Parfois, un détail parle. Dans le film de Maïwenn, j’ai cherché à souligner les mouvements, comme cette bordure blanche du personnage de la Comtesse de Noailles (interprétée par Noémie Lvovsky, ndlr), un femme qui a un côté un peu pincé. Par rapport au reste, la coiffure n’a certes pas une place primordiale au cinéma, mais le paradoxe est que si cette place est mal tenue, on s’en rend compte. Si elle est bien tenue, on ne se rend compte de rien. J’aime recevoir des compliments sur mon travail, mais si les gens remarquent moins les choses, alors on peut dire aussi qu’on a touché à une forme de justesse : on n’a pas pris trop d’espace.
Vous avez l’habitude de Cannes. Qu’y a-t-il de si exceptionnel à chaque fois ?
C’est toujours spécial d’être au Festival de Cannes quand on a la chance d’avoir travaillé sur un film et de faire partie d’une équipe. Cela m’est arrivé trois fois, même si je viens ici régulièrement. Parmi mes autres souvenirs liés à la Croisette, j’ai adoré le premier Cannes de Monica Bellucci, quand présentait le film Suspicion avec Morgan Freeman et Anthony Hopkins en l’an 2000. Elle montait les marches pour la première fois. Il y a eu Monica avant et Monica après. Arrivée au festival comme une très jeune actrice, elle en est repartie comme une star. C’était très touchant à voir. J’ai aussi adoré m’occuper en exclusivité de Nicole Kidman pendant tout le festival en 2013, lorsqu’elle était membre du jury présidé par Steven Spielberg. Je me suis beaucoup amusé avec elle. J’ai la chance de travailler avec Uma Thurman depuis maintenant bientôt 17 ans… J’ai aussi un souvenir plus triste : l’an dernier, j’avais fait l’extraordinaire rencontre de l’actrice Charlbi Dean Kriek, qui est décédée depuis. Une femme exceptionnelle qui jouait dans la Palme d’or Sans Filtre, pour qui j’ai eu une pensée en arrivant ici.
Pourquoi coiffer les actrices est-il si singulier ? On créée de l’imaginaire ?

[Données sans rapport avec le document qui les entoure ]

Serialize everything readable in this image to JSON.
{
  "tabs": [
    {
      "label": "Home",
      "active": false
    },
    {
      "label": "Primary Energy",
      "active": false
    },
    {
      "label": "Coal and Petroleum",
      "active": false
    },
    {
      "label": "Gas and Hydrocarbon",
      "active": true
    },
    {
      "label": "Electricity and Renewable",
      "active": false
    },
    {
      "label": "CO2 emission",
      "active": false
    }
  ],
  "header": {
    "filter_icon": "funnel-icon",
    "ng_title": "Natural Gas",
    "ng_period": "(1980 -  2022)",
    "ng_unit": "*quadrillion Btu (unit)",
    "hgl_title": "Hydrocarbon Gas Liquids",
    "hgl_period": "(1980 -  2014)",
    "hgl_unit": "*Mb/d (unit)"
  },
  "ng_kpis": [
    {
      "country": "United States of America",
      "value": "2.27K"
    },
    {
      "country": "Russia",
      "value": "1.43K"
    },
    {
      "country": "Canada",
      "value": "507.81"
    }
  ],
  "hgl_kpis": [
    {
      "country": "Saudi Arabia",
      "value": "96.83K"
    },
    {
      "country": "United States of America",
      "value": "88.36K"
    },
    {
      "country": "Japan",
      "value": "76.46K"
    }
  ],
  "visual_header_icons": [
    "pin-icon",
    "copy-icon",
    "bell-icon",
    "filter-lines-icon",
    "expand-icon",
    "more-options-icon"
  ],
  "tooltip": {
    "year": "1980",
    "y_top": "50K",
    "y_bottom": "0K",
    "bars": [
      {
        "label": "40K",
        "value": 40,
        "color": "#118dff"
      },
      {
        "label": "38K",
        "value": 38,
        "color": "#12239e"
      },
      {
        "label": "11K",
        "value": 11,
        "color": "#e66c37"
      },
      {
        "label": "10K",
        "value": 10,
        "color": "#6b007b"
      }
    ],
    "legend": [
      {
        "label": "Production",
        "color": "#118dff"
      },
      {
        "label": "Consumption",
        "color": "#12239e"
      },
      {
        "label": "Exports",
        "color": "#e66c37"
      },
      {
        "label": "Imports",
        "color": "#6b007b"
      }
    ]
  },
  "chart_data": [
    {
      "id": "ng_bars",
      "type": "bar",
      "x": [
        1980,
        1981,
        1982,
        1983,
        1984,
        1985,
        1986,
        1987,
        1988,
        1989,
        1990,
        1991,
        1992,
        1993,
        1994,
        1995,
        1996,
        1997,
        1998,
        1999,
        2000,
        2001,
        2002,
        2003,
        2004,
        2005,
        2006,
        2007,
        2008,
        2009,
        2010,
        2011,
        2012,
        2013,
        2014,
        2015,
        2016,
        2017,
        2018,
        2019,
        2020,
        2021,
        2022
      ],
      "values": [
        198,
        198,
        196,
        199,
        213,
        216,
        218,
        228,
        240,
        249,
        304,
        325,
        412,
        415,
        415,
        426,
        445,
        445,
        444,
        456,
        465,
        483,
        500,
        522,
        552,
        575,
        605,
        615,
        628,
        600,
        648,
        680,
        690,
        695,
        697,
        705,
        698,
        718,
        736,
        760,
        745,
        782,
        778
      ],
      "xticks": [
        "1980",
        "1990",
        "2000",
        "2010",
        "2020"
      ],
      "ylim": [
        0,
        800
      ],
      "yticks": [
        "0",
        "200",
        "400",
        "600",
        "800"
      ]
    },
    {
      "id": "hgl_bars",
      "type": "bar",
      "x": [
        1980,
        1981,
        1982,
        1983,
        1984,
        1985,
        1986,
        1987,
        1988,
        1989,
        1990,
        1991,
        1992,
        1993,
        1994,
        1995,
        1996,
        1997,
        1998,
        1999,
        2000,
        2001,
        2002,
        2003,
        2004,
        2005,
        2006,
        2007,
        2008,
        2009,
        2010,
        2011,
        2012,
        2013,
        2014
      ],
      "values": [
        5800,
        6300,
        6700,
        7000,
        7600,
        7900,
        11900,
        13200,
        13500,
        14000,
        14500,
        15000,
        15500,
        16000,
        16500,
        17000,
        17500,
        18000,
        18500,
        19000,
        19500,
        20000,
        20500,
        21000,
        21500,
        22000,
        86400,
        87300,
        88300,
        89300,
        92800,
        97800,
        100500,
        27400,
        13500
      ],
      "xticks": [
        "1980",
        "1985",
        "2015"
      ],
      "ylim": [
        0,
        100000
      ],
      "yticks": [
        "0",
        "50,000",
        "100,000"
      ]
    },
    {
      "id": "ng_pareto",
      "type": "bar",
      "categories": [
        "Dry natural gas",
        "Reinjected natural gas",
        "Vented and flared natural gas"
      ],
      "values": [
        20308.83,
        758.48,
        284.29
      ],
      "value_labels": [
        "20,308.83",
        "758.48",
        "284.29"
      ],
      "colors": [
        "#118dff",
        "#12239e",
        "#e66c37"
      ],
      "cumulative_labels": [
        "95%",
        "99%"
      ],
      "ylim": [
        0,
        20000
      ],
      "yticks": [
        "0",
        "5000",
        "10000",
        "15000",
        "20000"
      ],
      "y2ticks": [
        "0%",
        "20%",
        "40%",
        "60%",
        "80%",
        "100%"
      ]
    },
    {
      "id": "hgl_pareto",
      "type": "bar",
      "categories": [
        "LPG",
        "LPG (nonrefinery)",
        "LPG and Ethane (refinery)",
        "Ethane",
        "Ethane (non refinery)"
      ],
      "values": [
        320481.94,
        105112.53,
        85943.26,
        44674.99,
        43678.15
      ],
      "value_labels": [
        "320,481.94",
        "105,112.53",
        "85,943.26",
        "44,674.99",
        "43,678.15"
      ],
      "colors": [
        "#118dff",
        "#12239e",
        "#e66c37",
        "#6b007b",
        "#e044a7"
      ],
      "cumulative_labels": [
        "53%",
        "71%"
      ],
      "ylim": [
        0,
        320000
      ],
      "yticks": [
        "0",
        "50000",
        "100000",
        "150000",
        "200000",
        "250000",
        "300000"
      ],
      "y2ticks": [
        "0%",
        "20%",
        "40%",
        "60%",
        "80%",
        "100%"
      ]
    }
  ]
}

Il y a de la projection, mais cela se rapproche aussi du fait de coiffer n’importe quelle femme. L’enjeu est fort, quelles que soient les circonstances. On va chez le coiffeur pour soi. Quand ça s’est bien passé, vous ne trouvez pas que votre énergie change, que vous avez un rapport aux autres différent, parce que votre rapport à vous-même est différent ? L’autre jour, j’ai coiffé un cliente avant un dîner de gala. Elle ne l’avait jamais fait avant. J’ai mis l’énergie que j’aurais mise sur une actrice qui allait monter les marches. J’ai reçu un message de sa part me disant que je lui avait donné confiance. C’est ça, mon métier. Une partie de mon métier est faite pour caresser l’âme, pas pour des moments vains. Je fais partie de ceux qui amènent la magie. Je me suis aperçu il n’y a pas longtemps, en découpant l’expression, qu’on peut entendre « l’âme agit ».
Jeanne du Barry (2023) de Maïwenn, au cinéma le 16 mai 2023 et le même jour, en ouverture du Festival de Cannes.